Return to New York City
Hughes returned to the New York City, to a large welcome, in August 1862. He preached a sermon supporting the Union cause at St. Patrick’s Cathedral. The text was printed in a number of newspapers, including the New York Times, which headlined it, “War Sermon by Archbishop Hughes.”
The archbishop’s health began to fail, and by early 1863 he was barely able to leave his residence. When the notorious New York Draft Riots broke out in July 1863, city leaders implored Hughes to make a statement. Hughes gave a speech from the balcony of his residence on Madison Avenue, blessing the crowd while urging compliance with the conscription acts. It's believed his words helped defuse a horrible situation that could have gotten even worse.
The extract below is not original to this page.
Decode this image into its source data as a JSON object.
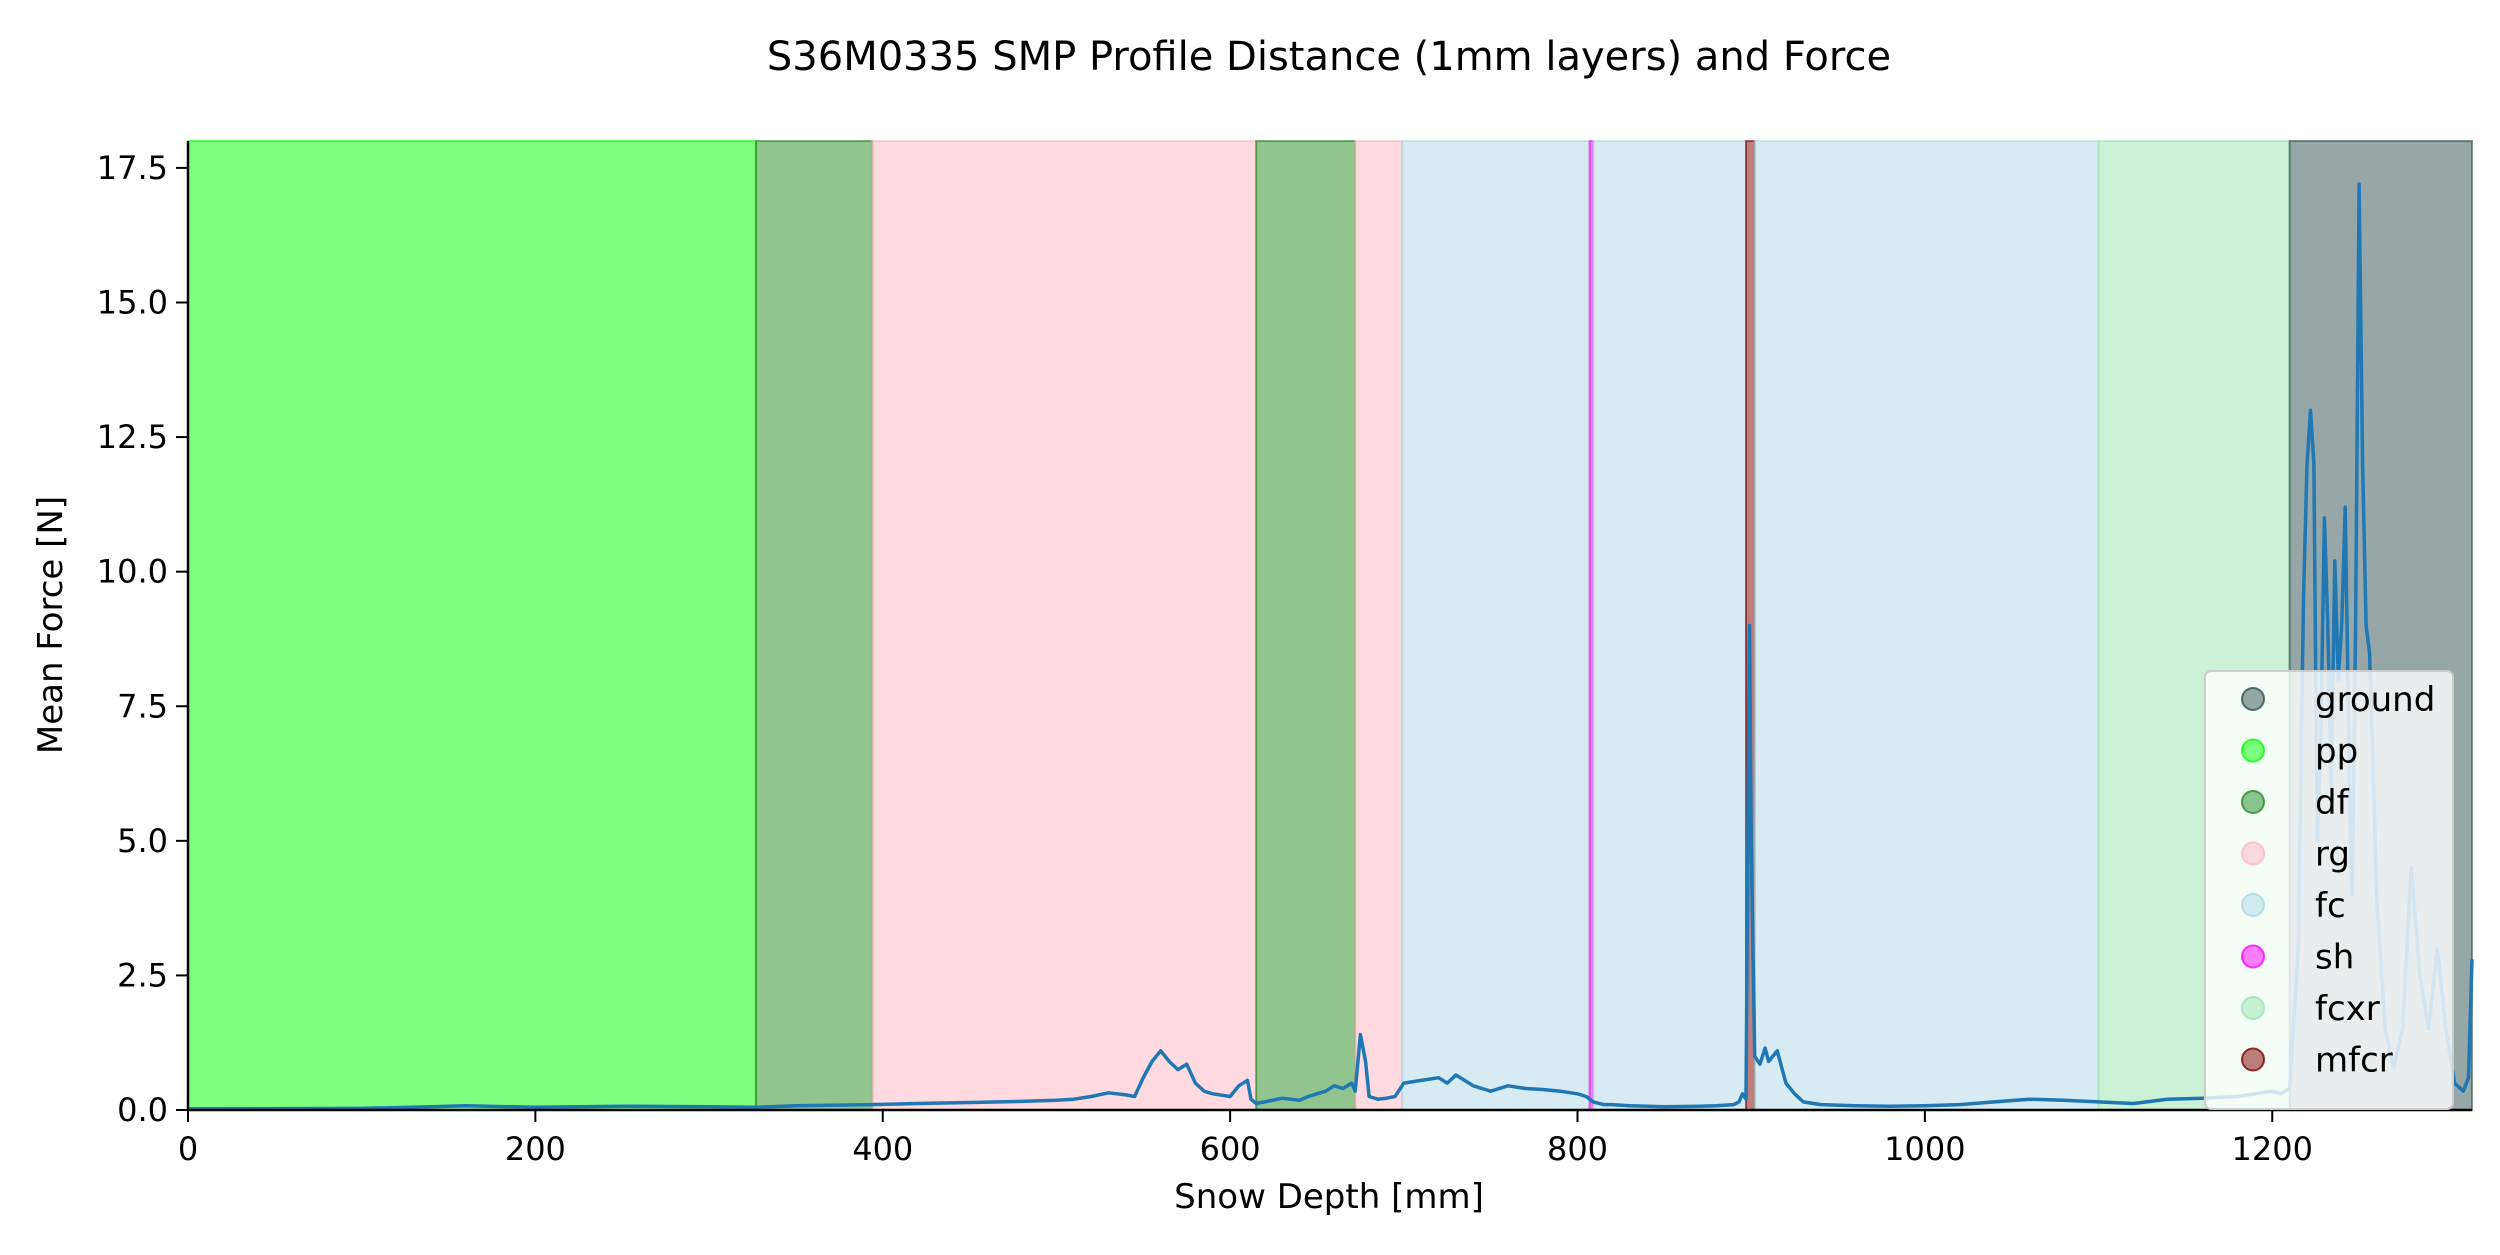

By late 1863 all of New York followed stories of his failing health in the newspapers. He struggled on until January 3, 1864.
The next day the New York Times published an obituary of Archbishop Hughes, and in subsequent days the newspaper published stories about the immense crowds that viewed his body in St. Patrick’s Cathedral.
He was buried in a crypt at the cathedral. After the new St. Patrick's Cathedral on Fifth Avenue was completed, his body was transported to the new cathedral in 1883 and interred beneath its altar.